As players, they comprised the spine of two Stanley Cup winning teams. Now, they are the guts of the Avalanche front office.
Sakic is the executive vice president of hockey operations, a de facto GM in charge of all hockey decisions — including the Roy hiring.
But Roy has more to his title than just head coach. He is the vice president of hockey operations and coach, which could be a bit tricky.
What happens when Sakic provides a player for Roy’s roster who does not meet the coach’s eye? It happens in every town — See: Vancouver, Keith Ballard; or Toronto, Mike Komisarek — but how will the Roy-Sakic relationship weather that kind of disagreement in Denver?
“All along, Patrick was our top candidate,” Sakic said in a news release issued upon the hiring of Roy. “Patrick has a great hockey mind. There is no one more passionate about this game. He will bring that winning attitude to our dressing room.”
The role of Pierre Lacroix — Roy’s old agent and the GM of those Cup-winning Avalanche teams — has been mitigated in Denver. Finally.
Son Eric Lacroix was ousted in the palace coup that also saw head coach Joe Sacco fired. Sakic has been moved into position, and now with Roy at is right hand there is an entirely new and modern leadership group atop a franchise that has slipped into irrelevancy in Denver.
Avalanche governor Josh Kroenke — son to team owner Stan Kroenke and Wal-Mart heiress Ann Walton Kroenke — has played the history card at perhaps the perfect moment. This Avs team is poised to take the next step, with a rebuild that stalled last season.

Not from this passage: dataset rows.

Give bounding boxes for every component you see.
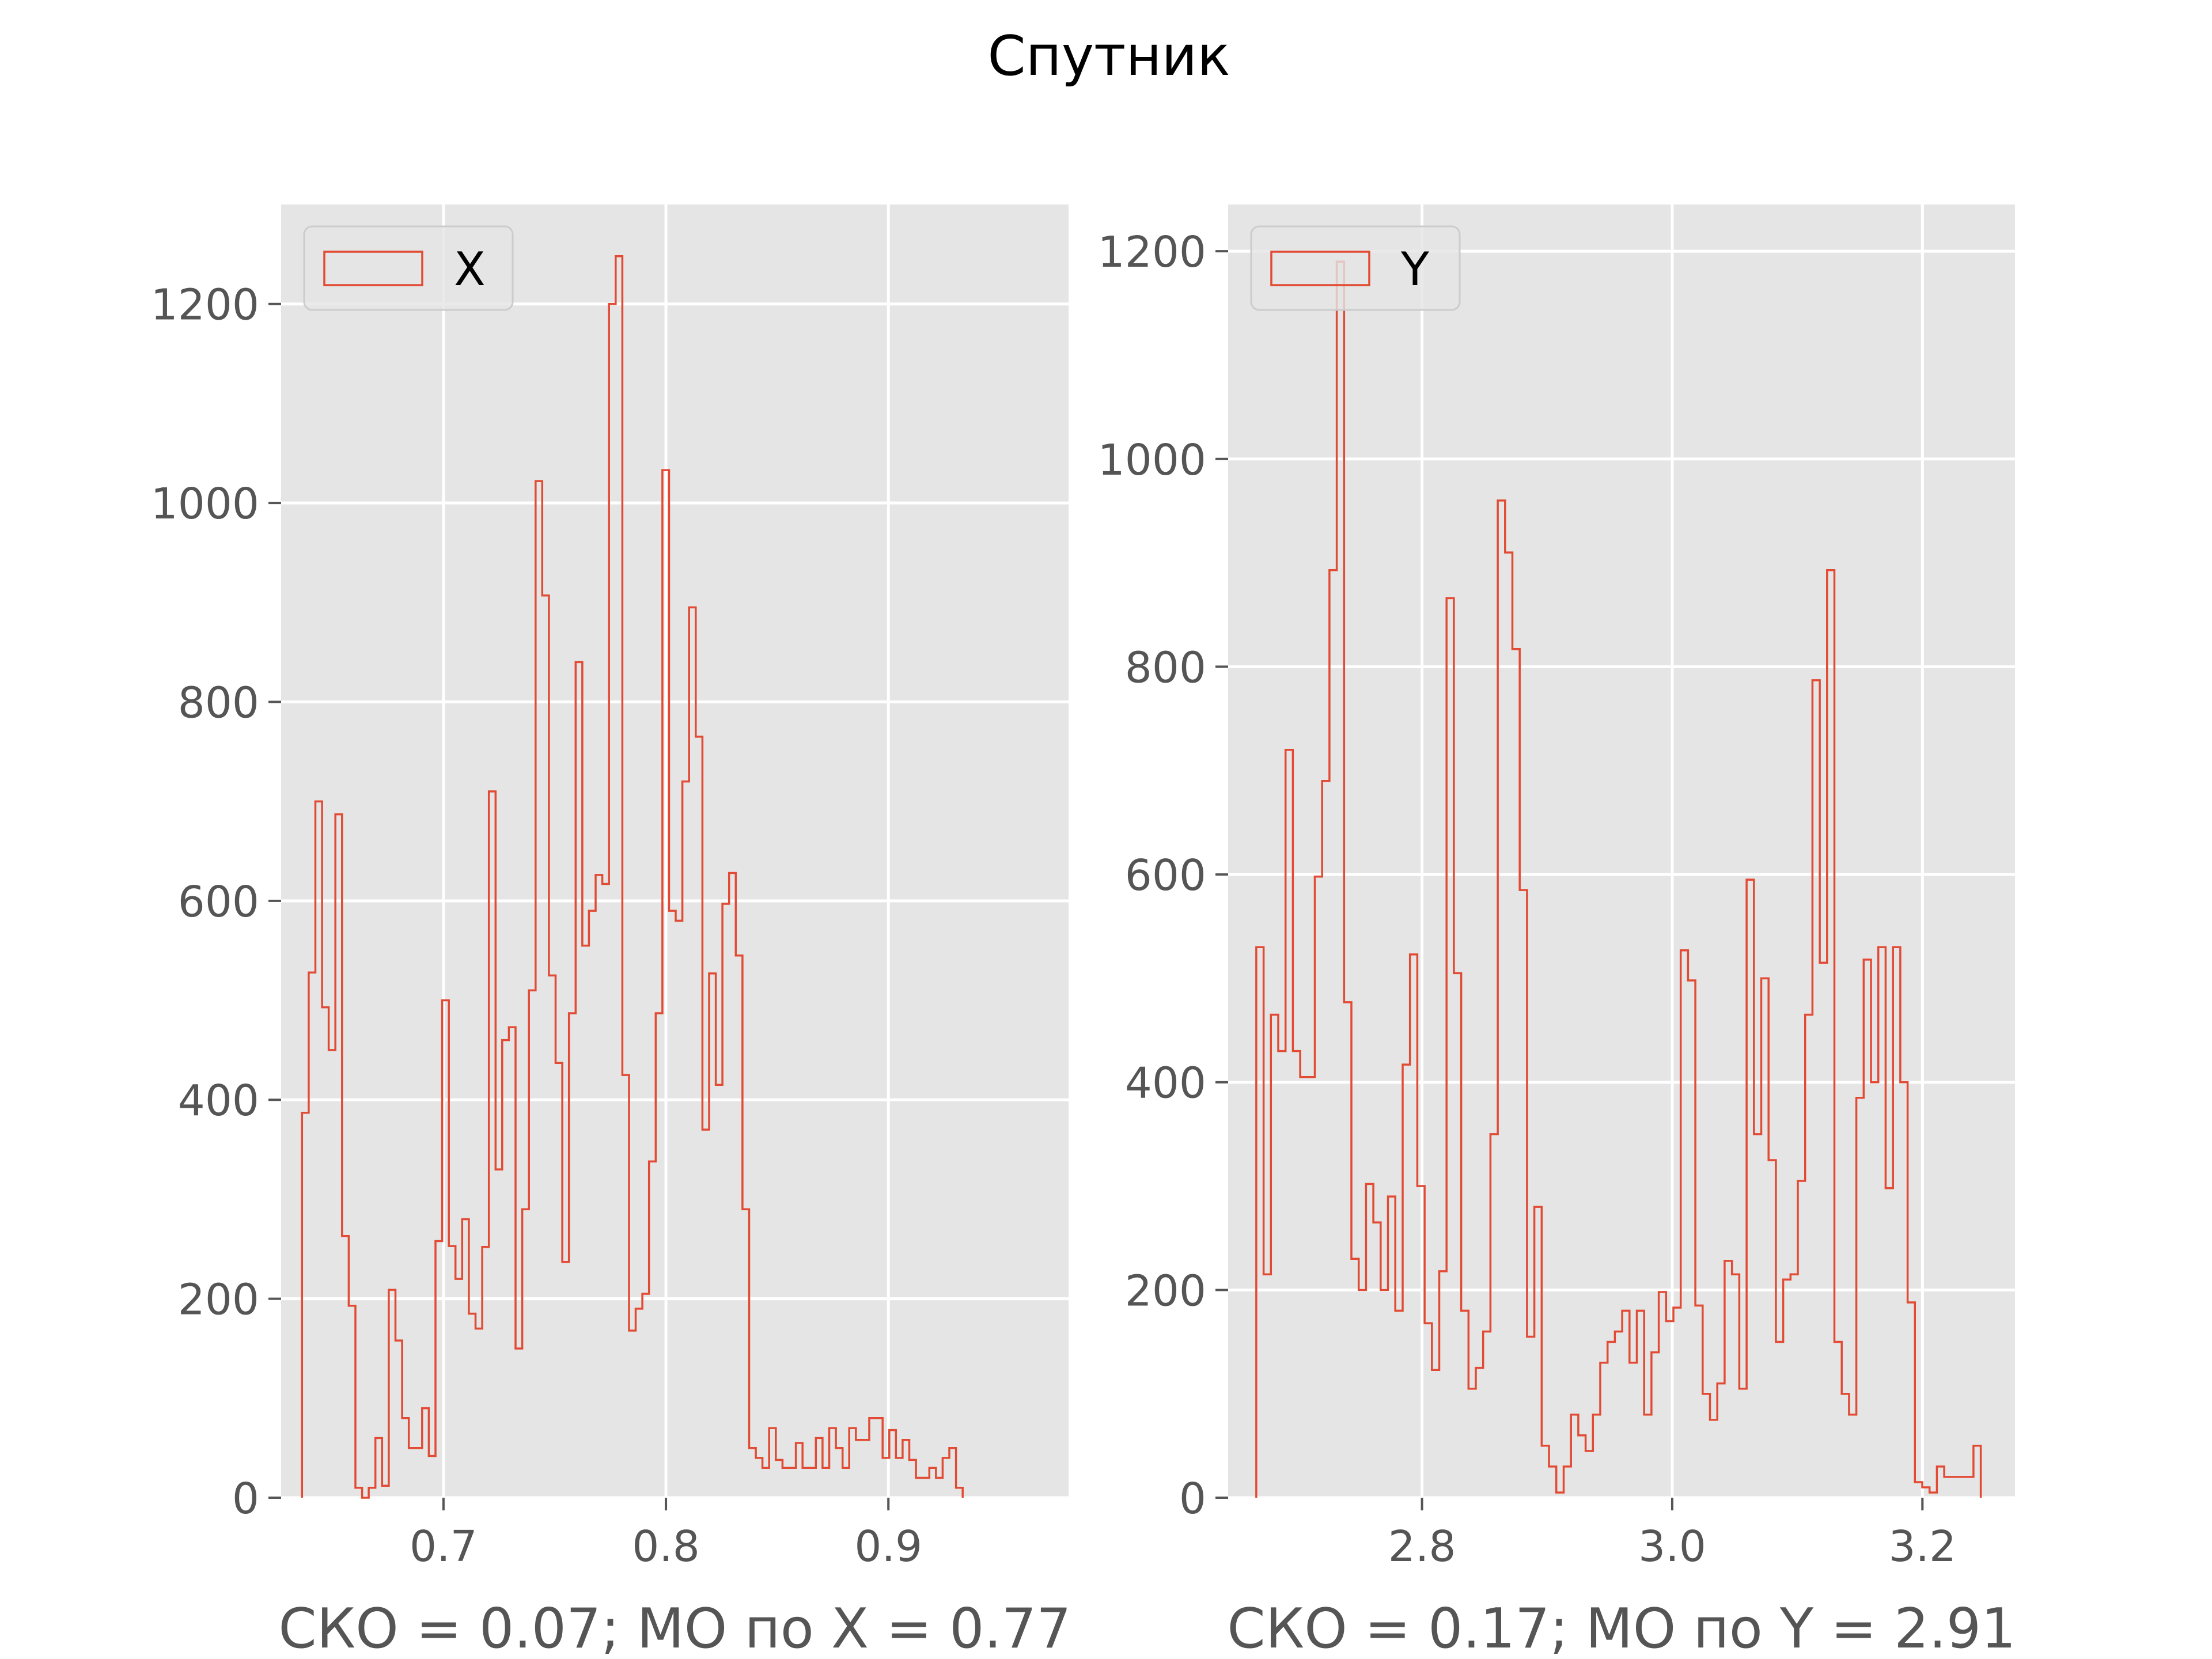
y-tick-label: 200 <box>178 1275 259 1325</box>
x-tick-label: 2.8 <box>1388 1522 1456 1571</box>
legend-label: X <box>454 243 486 296</box>
histogram-panels: 0 200 400 600 800 1000 1200 0.7 0.8 0.9 СКО = 0.07… <box>151 204 2016 1659</box>
y-tick-label: 600 <box>1125 851 1206 900</box>
histogram-series-X <box>301 255 964 1499</box>
histogram-series-Y <box>1255 260 1982 1498</box>
x-tick-label: 0.9 <box>854 1522 922 1571</box>
y-tick-label: 400 <box>1125 1059 1206 1108</box>
y-tick-label: 400 <box>178 1076 259 1126</box>
histogram-panel-1: 0 200 400 600 800 1000 1200 0.7 0.8 0.9 СКО = 0.07… <box>151 204 1071 1659</box>
y-tick-label: 1200 <box>1098 228 1206 277</box>
legend-box <box>303 225 514 311</box>
y-tick-label: 800 <box>178 678 259 728</box>
plot-area <box>281 204 1069 1498</box>
legend: Y <box>1250 225 1461 311</box>
x-axis-label: СКО = 0.07; МО по X = 0.77 <box>278 1597 1071 1659</box>
x-tick-label: 3.0 <box>1638 1522 1706 1571</box>
x-tick-label: 3.2 <box>1888 1522 1956 1571</box>
histogram-panel-2: 0 200 400 600 800 1000 1200 2.8 3.0 3.2 СКО = 0.17… <box>1098 204 2016 1659</box>
legend-label: Y <box>1400 243 1430 296</box>
x-tick-label: 0.8 <box>632 1522 700 1571</box>
y-tick-label: 1200 <box>151 281 259 330</box>
legend: X <box>303 225 514 311</box>
x-tick-label: 0.7 <box>410 1522 478 1571</box>
y-tick-label: 200 <box>1125 1266 1206 1316</box>
y-tick-label: 800 <box>1125 643 1206 692</box>
legend-swatch <box>323 251 423 286</box>
x-axis-label: СКО = 0.17; МО по Y = 2.91 <box>1227 1597 2016 1659</box>
y-tick-label: 1000 <box>151 479 259 529</box>
y-tick-label: 600 <box>178 877 259 927</box>
figure-title: Спутник <box>987 25 1230 88</box>
y-tick-label: 0 <box>232 1474 259 1524</box>
legend-box <box>1250 225 1461 311</box>
plot-area <box>1228 204 2015 1498</box>
y-tick-label: 0 <box>1179 1474 1206 1524</box>
y-tick-label: 1000 <box>1098 435 1206 485</box>
legend-swatch <box>1270 251 1370 286</box>
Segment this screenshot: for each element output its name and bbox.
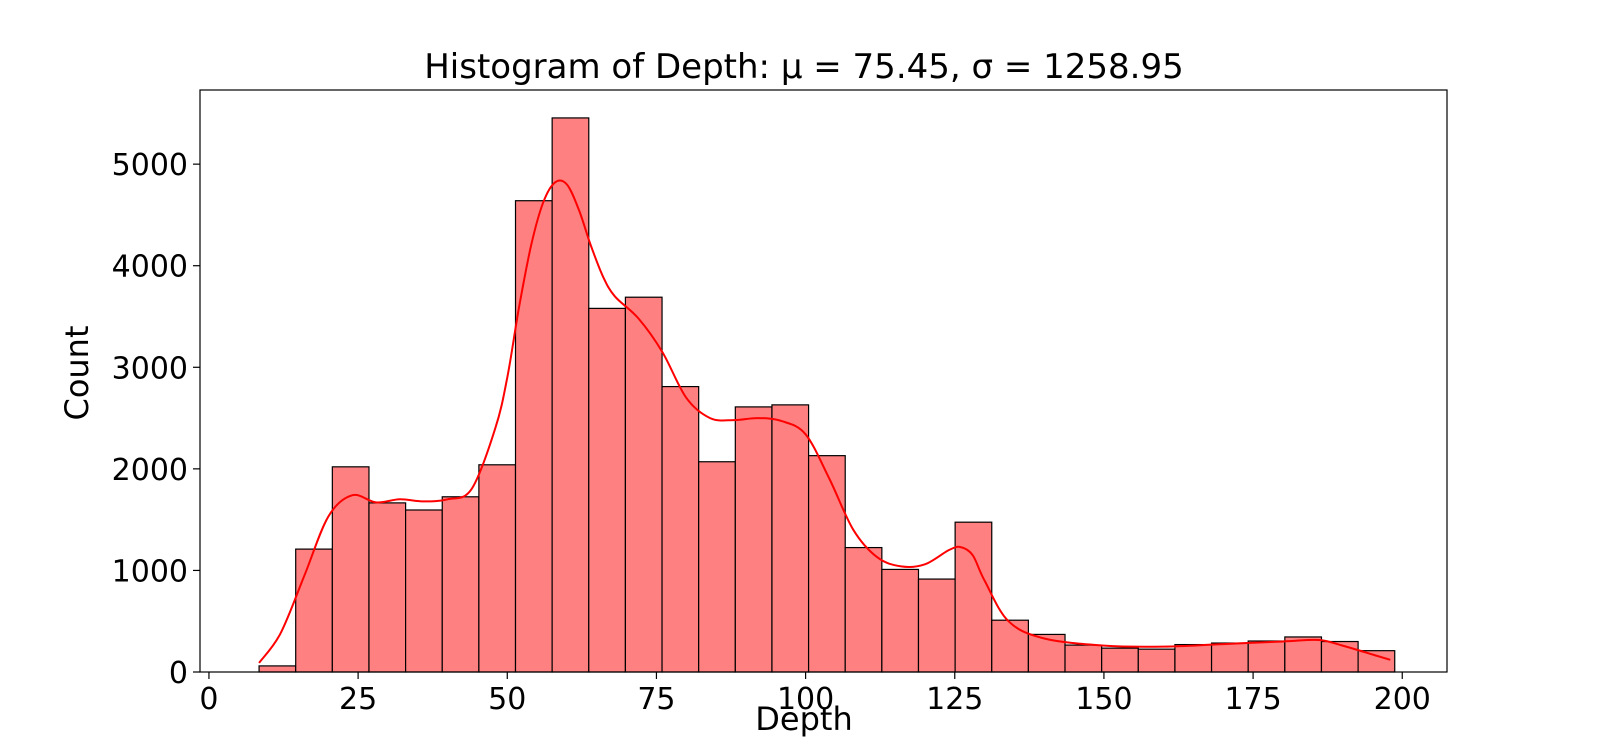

There are good young players here, and excellent assets to fuel trades for the veteran components required to find the next level. Gabriel Landeskog, a 20-year-old who was foolishly made captain by the former regime, can learn a ton from Roy and Sakic.
And likely No. 1 pick Seth Jones is coming from a level that Roy has mastered over the past eight seasons as coach and GM of the Quebec Remparts. So perhaps this is the ideal roster to hand over to an experienced man out of Canadian junior hockey.
“The special part about Roy is, he’s ready,” former Avs defenceman Adam Foote told Denver sports radio station KKFN 104.3. “He’s spent almost a decade with his family in Quebec. It’s such good timing for Patrick, and Joe made the right call.”
Roy and Sakic should work flawlessly together, Sakic providing the cooler management head to Roy’s tangible, outspoken expectations for a young Avalanche roster. There’s a good cop, bad cop act dying to be played here.
As long as there is respect.
The chain of command is clear: Sakic is the boss. Roy is the employee.
Patrick forgot about that in the heat of the moment one night in Montreal, assailing Canadiens president Ronald Corey behind the Habs’ bench. The Red Wings had sifted nine goals past Roy, and it was ultimatum time for Roy, who reportedly told Corey, “It’s my last game in Montreal.”
It’s a cap system now, and there is no place for “get this guy outta here” ultimatums from the head coach. Patience wins in 2013, and that appears to be Joe’s strong suit, not necessarily Patrick’s.
So perhaps the odd brush fire is to be expected in Denver again, as the Sakic and Roy show opens for a second run. Which is just fine with us.
At least we’ll know Colorado is in the league again.